With a credit card, all you do is call the issuing bank and demand a chargeback. The shop will have a chance to fight the chargeback and they should have this right since they did the work. But if they aren’t going to fix the problem, many times the only way you have to force their hand is to charge back the money and go somewhere else to have it redone. Also, if possible it’s better to pay with an actual credit card versus a debit card because it’s harder to get your money back with a debit card.
So in conclusion, here are the highlights of what you need to look for and do when getting a window tinting installation done:
- Find a shop that can either show you work they’ve done or prove that they only do one piece back glass, micro-edge installs and no creases;
- References are nice, but most of the time the shop will simply give you their friends numbers to call. Would you want your customers being bothered if you owned the shop? Look at the owner’s car and the employees’ cars if you really want to see the work they do, that will be there best work. People that work in detail and window tinting shops love their cars and they show off their skills on their own vehicles;
- Ask for a copy of the shop’s warranty certificate and see if it is issued by the manufacturer of their window tinting film and make sure you get a copy after the work is performed;
- Ask if your window tinting film installer is an authorized dealer for the window tinting film manufacturer. Most of the time the manufacturer has done at least limited background checks on the shop and the owner to approve them as a dealer;
- Get a copy of their insurance certificate BEFORE you allow them to do anything on your car. Have them fax you a copy before you even come in so you can call and make sure it’s current;
- Pay for the work AFTER the job has been completed and pay by CREDIT CARD to protect yourself;
- Lastly and most importantly, if you aren’t happy with the job they’ve done get them to redo it. If you order food at a restaurant and you complain about a hair floating in your soup do you accept when they tell you “well that’s acceptable according to our industry performance standards.” No, you tell them to get you a new soup or something else.
- Window tinting installation is no different. There shouldn’t be hair and dirt under the film as the shop should take precautions to clean the environment before the film is applied. Make them redo the job or tell them to take it off and you’ll take it somewhere else.
Pricing for window tinting installation really depends on your area. If you live somewhere that’s warm year-round like Phoenix, the competition is going to be on fire.
You’ll be able to find some great prices for real quality work if you check around. On the other hand somewhere in the middle of South Dakota is going to be a lot different. Your average tint job on a standard 4 door car is going to run anywhere from $150 to $300. This also depends on the type of window tinting film and the warranty. I’ve heard of places that charge $600 and others down south that are throwing cheap tint on cars for $59. So these prices really are dependant on many other factors. If you follow the criteria I’ve listed above for you it shouldn’t be hard for you to find a good window tinting film installer and get the job done right for a reasonable price.

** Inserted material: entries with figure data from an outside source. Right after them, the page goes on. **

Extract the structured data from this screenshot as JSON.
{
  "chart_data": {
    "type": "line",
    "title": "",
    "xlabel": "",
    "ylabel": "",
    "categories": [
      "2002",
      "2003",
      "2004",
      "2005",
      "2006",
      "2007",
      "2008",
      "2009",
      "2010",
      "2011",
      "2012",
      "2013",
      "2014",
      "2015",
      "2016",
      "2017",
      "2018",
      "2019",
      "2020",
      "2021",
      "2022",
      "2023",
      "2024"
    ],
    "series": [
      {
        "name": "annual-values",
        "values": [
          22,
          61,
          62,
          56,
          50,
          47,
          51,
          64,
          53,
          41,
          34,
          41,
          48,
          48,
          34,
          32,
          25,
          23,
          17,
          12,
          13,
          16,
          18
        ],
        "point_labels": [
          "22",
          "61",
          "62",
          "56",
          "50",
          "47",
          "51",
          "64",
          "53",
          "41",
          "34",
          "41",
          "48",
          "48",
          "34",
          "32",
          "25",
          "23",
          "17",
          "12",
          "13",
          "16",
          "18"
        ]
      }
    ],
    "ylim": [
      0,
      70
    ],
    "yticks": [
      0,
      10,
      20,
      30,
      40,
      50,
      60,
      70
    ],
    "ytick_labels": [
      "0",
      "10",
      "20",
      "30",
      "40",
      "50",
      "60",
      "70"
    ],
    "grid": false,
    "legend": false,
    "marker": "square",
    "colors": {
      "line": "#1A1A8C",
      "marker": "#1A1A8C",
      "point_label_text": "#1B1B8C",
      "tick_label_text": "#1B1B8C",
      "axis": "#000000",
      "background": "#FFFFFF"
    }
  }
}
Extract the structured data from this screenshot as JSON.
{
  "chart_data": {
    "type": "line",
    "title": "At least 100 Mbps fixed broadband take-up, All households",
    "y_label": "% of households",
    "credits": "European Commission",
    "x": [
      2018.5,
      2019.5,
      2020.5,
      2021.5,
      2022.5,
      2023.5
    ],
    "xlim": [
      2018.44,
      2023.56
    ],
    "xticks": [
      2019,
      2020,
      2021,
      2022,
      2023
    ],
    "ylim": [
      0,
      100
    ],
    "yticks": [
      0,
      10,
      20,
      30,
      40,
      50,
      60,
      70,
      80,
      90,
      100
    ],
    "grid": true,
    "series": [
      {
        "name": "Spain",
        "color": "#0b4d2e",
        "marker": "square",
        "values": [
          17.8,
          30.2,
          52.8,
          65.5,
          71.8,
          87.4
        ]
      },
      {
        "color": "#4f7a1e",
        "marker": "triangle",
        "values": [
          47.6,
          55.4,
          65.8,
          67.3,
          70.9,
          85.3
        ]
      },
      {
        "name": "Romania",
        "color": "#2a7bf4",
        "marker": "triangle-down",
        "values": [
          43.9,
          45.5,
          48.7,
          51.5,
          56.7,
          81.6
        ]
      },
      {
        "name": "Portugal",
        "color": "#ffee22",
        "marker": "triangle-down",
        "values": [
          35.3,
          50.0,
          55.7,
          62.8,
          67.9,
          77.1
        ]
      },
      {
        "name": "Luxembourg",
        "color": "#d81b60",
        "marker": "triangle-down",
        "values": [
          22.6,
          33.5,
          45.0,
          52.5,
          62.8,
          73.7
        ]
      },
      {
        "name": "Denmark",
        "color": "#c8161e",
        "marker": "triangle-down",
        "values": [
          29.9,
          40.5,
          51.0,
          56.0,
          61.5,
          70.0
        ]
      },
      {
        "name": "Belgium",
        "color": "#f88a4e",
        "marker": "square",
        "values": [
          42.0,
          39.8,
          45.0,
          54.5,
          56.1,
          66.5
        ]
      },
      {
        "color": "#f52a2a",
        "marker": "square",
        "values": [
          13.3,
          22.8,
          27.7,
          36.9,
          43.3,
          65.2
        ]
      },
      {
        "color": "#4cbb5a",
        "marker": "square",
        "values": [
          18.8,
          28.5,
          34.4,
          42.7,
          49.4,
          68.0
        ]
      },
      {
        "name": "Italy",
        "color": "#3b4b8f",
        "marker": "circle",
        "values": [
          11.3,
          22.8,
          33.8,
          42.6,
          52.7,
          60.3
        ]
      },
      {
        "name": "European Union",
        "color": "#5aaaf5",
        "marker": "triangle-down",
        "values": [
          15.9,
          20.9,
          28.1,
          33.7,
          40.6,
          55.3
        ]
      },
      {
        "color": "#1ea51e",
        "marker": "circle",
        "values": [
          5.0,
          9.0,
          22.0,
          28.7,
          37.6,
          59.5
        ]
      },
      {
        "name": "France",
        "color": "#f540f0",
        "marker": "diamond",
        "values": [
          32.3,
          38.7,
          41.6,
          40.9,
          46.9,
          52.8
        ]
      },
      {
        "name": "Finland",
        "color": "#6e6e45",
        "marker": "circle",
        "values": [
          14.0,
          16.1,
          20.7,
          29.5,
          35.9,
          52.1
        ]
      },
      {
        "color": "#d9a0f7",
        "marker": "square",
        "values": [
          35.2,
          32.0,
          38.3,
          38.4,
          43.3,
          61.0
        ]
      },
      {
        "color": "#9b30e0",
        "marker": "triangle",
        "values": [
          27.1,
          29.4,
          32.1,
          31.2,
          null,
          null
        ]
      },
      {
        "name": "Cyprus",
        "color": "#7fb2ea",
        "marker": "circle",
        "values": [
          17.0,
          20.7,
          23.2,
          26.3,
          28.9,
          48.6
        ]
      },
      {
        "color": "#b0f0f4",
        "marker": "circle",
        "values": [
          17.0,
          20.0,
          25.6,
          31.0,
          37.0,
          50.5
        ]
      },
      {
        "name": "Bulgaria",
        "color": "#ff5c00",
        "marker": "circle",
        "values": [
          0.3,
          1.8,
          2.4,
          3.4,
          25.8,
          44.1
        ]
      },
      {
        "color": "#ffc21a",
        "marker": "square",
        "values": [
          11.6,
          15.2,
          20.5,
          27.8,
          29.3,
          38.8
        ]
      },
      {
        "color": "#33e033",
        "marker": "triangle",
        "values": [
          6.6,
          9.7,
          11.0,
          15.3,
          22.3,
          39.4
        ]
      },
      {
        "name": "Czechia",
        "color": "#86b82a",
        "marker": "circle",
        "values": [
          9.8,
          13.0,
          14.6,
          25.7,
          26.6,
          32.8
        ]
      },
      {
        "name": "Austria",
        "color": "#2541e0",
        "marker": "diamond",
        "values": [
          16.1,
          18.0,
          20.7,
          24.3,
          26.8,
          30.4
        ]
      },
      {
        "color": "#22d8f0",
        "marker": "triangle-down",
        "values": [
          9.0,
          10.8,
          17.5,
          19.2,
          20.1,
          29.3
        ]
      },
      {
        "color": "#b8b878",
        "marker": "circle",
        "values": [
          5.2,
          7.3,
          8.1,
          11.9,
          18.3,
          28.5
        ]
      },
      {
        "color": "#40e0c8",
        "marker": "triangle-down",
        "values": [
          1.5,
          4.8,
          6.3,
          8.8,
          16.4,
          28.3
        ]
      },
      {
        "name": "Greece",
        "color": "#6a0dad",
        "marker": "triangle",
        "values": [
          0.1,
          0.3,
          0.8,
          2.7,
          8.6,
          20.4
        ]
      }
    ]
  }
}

Window tinting looks fantastic on a vehicle. It improves gas mileage by allowing your air conditioner to work less and makes the interior occupants more comfortable. Most tint shops are great places and the people who work there really take pride in their work and want to show off pictures of your car to other people and boast of their abilities. Just take a few precautions to protect yourself on the backside of the transaction and your experience getting your car tinted should be an enjoyable one that will give you years of use.